Here, they could take the concept further with various product ideas for inkjet printers and similar devices. One could be a rack-mount printer for “built-in” applications, where the printer is pulled out like a drawer when it needs to have new ink added or be serviced.
Similarly, there could be the ability for HP to design a transportable “all-in-one” printer modelled on the Envy 100 that is designed for “on-location” workforces. This would have a handle of a style not dissimilar to that found on a boombox and having the scanner lid kept closed by a latching mechanism.

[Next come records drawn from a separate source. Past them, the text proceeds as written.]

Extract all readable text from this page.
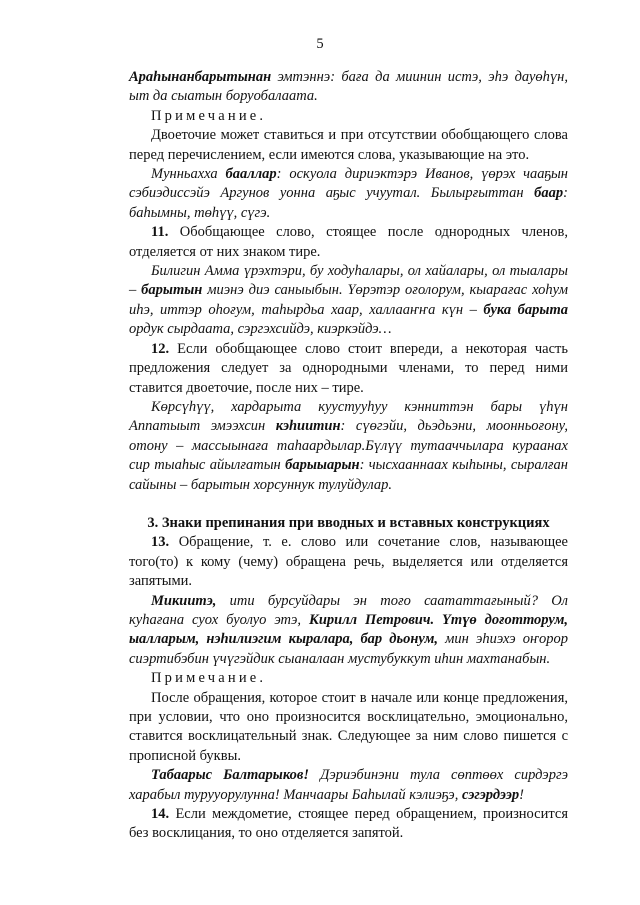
5

Араһынанбарытынан эмтэннэ: баға да миинин истэ, эһэ дауөһүн, ыт да сыатын боруобалаата.

Примечание.

Двоеточие может ставиться и при отсутствии обобщающего слова перед перечислением, если имеются слова, указывающие на это.

Мунньахха бааллар: оскуола дириэктэрэ Иванов, үөрэх чааҕын сэбиэдиссэйэ Аргунов уонна аҕыс учуутал. Былырғыттан баар: баһымны, төһүү, сүгэ.

11. Обобщающее слово, стоящее после однородных членов, отделяется от них знаком тире.

Билигин Амма үрэхтэри, бу ходуһалары, ол хайалары, ол тыалары – барытын миэнэ диэ саныыбын. Үөрэтэр оғолорум, кыарағас хоһум иһэ, иттэр оһоғум, таһырдьа хаар, халлааҥҥа күн – бука барыта ордук сырдаата, сэргэхсийдэ, киэркэйдэ…

12. Если обобщающее слово стоит впереди, а некоторая часть предложения следует за однородными членами, то перед ними ставится двоеточие, после них – тире.

Көрсүһүү, хардарыта куустууһуу кэнниттэн бары үһүн Аппатыыт эмээхсин кэһиитин: сүөгэйи, дьэдьэни, моонньоғону, отону – массыынаға таһаардылар.Бүлүү тутааччылара кураанах сир тыаһыс айылғатын барыыарын: чысхааннаах кыhыны, сыралған сайыны – барытын хорсуннук тулуйдулар.

3. Знаки препинания при вводных и вставных конструкциях

13. Обращение, т. е. слово или сочетание слов, называющее того(то) к кому (чему) обращена речь, выделяется или отделяется запятыми.

Микиитэ, ити бурсуйдары эн тоғо саататтағыный? Ол куһaғана суох буолуо этэ, Кирилл Петрович. Үтүө доғотторум, ыалларым, нэһилиэгим кыралара, бар дьонум, мин эhиэхэ оҥорор сиэртибэбин үчүгэйдик сыаналаан мустубуккут иhин махтанабын.

Примечание.

После обращения, которое стоит в начале или конце предложения, при условии, что оно произносится восклицательно, эмоционально, ставится восклицательный знак. Следующее за ним слово пишется с прописной буквы.

Табаарыс Балтарыков! Дэриэбинэни тула сөптөөх сирдэргэ харабыл турууорулунна! Манчаары Баһылай кэлиэҕэ, сэгэрдээр!

14. Если междометие, стоящее перед обращением, произносится без восклицания, то оно отделяется запятой.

Electronically, it would have full WiFi and Bluetooth connectivity and work on 12 volts DC, thus being able to work from a car’s cigar-lighter socket or a 12-volt rechargeable battery pack.
As well, this mechanism could encourage HP to work towards mainstreaming low-profile “front-feed” inkjet printer designs for the home and small-business market/
Conclusion and Placement Notes
This printer is targeted to those who place a lot of emphasis on style and may suit those of us who are particular about what can be placed in the common living areas of the house. But it wouldn’t be worth using as a main printer for a home or small business because of the two-cartridge system or the reduced paper capacity. Here, I would recommend it for use as a secondary printer intended for use in the family room if you can accept the price for this application.